Rough first morning after surgery…
Things have not gone nearly as smoothly the second time around. Don’t get me wrong, Eli is doing fine, it is just another ball game when they take out part of the brain. He slept most of the night thanks to several doses of morphine from the nurses. He went for a CT scan around 6am this morning and luckily that was fine. Part of brain they expected to be missing was gone and there were no bleeding or swelling or anything unexpected. Throughout the night he had a lot of twitching and jerking that would often wake him up from sleep. This had me worried. He also would wake up and just sort of look around with a dazed expression on his face. He wasn’t interacting with us at all. I was really upset about this, but everyone keeps assuring me that this is normal. Around 9am he was awake so we tried to give him some water/juice. He guzzled 4oz. I kept trying to get the bottle away so that he wouldn’t take it so fast, but he had a death grip on the bottle and downed the whole 4oz. Then he quickly proceeded to projectile vomit about 3x that much all over me. We got cleaned up and then he went back to sleep for a while.
Around 10:30am, he suddenly woke up and sat up. Then he stood up and tried to get to me, and then proceeded to have a seizure. It was a typical cluster seizure like we see everyday, except there was less head dropping. It lasted about 3 minutes and sent me into a tail spin. I am not really sure why, since we expected that there was a good chance we would see post-operative seizures that would diminish over time, but I guess you always hope that this was the magic solution. This made worse by the fact that we were in PICU and not the epilepsy unit, so no one had any idea what to do. The nurses and residents kept trying to check his pupils which was driving me crazy. And, they kept asking if I was sure it was a seizure because they didn’t see anything and his vitals were fine. Thanks very much, but after 100s of daily seizures for 6 months, I am pretty sure I know what I am talking about. This was followed by the pediatric critical care attending coming in and basically standing there for 5 minutes nearly silent and just every now and then say, “Oh, sorry. I don’t know what this means”. Thanks, but can someone please get someone in here who knows something, ahhhhh!!!!
Finally, our neurologist, Dr. Goyal showed up. By this time, I was pretty upset and over-emotional. She reiterated what we had talked about yesterday. He was immediately post-op, we know that the temporal lobe is still having discharges, there is a lot of swelling and post-op change going on his brain and this is to be expected. We have no idea what this means for his long-term seizure control, it is really just too early to tell. She said it could mean that there is an ongoing seizure focus in the temporal lobe, but she is still very hopeful that with time, his seizures are going to slowly go away as the brain calms down.

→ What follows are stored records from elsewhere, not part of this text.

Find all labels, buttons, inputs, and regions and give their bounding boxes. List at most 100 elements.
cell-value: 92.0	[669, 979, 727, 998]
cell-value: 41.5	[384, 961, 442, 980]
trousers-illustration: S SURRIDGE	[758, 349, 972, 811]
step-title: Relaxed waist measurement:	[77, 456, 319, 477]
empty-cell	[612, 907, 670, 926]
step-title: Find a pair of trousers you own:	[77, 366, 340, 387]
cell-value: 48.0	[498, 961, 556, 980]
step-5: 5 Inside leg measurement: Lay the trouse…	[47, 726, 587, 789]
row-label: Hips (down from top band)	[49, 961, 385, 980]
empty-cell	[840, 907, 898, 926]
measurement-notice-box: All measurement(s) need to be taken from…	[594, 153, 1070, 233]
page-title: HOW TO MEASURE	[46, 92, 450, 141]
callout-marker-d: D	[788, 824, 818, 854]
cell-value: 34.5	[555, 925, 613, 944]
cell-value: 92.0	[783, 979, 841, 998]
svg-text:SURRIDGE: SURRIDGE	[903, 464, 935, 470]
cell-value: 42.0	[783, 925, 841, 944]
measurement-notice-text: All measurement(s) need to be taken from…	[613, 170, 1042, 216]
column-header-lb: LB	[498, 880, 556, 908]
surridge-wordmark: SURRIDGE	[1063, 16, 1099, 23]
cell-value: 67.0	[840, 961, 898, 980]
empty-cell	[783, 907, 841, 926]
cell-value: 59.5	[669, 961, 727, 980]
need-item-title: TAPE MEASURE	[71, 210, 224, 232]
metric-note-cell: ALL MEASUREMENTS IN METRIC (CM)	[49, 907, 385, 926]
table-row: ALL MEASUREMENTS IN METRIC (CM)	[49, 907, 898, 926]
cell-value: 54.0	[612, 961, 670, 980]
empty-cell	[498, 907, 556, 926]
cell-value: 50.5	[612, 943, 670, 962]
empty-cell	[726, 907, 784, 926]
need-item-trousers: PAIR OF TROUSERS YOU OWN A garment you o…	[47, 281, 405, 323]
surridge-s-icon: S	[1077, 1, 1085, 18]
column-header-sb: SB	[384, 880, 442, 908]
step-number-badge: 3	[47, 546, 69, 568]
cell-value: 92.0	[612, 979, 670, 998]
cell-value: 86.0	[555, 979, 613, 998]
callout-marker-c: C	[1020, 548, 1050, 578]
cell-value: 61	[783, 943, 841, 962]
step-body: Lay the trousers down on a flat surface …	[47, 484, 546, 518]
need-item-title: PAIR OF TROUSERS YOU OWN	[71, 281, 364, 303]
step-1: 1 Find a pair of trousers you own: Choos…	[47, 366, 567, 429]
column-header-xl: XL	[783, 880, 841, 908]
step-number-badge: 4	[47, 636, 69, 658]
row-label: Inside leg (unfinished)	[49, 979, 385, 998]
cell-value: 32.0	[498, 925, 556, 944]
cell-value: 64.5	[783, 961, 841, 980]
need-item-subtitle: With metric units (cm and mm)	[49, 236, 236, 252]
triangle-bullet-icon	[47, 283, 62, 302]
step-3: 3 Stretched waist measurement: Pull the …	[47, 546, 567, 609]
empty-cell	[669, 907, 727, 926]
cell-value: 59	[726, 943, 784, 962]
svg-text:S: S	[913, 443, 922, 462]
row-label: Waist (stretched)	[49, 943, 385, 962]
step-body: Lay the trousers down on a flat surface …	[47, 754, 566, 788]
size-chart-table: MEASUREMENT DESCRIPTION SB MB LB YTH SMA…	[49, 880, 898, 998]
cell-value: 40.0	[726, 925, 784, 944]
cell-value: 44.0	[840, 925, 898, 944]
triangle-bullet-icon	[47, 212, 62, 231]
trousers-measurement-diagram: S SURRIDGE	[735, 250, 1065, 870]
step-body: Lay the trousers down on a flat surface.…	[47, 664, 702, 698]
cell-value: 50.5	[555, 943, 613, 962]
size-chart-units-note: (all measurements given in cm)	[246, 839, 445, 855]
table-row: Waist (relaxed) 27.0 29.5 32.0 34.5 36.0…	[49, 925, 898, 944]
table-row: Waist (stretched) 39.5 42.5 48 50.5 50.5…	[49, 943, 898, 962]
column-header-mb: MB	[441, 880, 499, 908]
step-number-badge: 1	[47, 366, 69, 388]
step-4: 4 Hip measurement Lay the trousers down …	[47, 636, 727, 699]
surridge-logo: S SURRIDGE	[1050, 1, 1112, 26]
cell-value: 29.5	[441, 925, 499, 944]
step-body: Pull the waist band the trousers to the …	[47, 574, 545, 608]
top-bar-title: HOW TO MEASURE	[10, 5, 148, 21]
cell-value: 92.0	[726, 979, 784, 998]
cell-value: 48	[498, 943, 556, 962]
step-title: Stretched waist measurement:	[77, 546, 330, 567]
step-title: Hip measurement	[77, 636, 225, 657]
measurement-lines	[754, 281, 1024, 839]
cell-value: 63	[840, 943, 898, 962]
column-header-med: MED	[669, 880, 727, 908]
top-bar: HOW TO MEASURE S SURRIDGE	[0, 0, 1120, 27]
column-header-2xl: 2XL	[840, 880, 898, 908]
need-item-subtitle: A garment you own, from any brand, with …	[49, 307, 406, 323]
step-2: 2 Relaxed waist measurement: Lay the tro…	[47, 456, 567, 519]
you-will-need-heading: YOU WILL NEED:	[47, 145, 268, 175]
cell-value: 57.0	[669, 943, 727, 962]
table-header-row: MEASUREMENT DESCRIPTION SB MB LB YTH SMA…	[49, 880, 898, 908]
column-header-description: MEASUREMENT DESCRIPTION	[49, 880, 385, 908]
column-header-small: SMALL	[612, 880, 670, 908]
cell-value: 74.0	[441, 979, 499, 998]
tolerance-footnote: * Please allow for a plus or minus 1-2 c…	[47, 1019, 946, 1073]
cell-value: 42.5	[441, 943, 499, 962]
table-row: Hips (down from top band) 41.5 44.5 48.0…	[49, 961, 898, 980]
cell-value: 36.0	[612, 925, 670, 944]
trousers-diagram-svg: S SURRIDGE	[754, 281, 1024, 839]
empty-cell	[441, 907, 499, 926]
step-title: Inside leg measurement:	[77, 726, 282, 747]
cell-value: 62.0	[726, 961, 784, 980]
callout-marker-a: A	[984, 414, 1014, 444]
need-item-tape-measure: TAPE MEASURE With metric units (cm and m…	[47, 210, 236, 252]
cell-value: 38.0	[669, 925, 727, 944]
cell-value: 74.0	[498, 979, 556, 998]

My other worry this morning was that he just seemed so different than after his first surgery, so much less interactive and so dazed. She reminded me that he had just had part of his brain out and that this is to be expected. I have really been second guessing as to whether we made the right decision and whether this was the best option for him. She squashed those thoughts really quick. She said the area that they removed was very abnormal. It was hard, rubbery and calcified. We know from the grid mapping that when he had seizures, it was the first area that activated, meaning that it was likely driving his seizures. It is also possible that there is abnormal tissue in the temporal lobe that now that the frontal lesion is gone, will start driving seizures, but we won’t know that for some time. I guess about 50% of patients who eventually become seizure free after resective surgery have post-operative seizures. So now we just watch and see.
This conversation involved a lot of tough love for momma. She basically told me that I had to get control of my emotions, that this is going to be a long journey with a lot of wait and see, and I am going to need a lot of strength and energy to get through it. She said if I keep going with this amount of anxiety and negativity that I am going to burn out. The brain is a funny organ and it is so hard to understand. There is no black and white and every epilepsy case is so unique. There is no way to predict what the outcome of any of this is going to be, which is so hard for me. So basically, I need to work on just going with the flow and taking each step as it comes.
Things have been better for me this afternoon. Tough love actually works for me, and I have been feeling much calmer. He has been sleeping most of the time, but wakes up intermittently. He is still not very interactive, but he is making a little more eye contact this afternoon. He even smirked a little at daddy, when he was doing peek-a-boo with him. It was brief but it was real. We are now back in the epilepsy monitoring unit, which is more familiar and helps us feel more secure. He just seems so sad and even angry. He seems to be twitching less and not jerking himself out of sleep as much, so maybe that was the anesthesia effect. He did have another episode of vomiting this afternoon. Maybe tomorrow he will tolerate oral intake a little better. His poor left eye is now swollen almost completely shut and is a little bruised. He just looks so pitiful. The good news is that his vital signs are great, he is not requiring oxygen, he is peeing great. So maybe tomorrow all the other stuff will start to improve as well.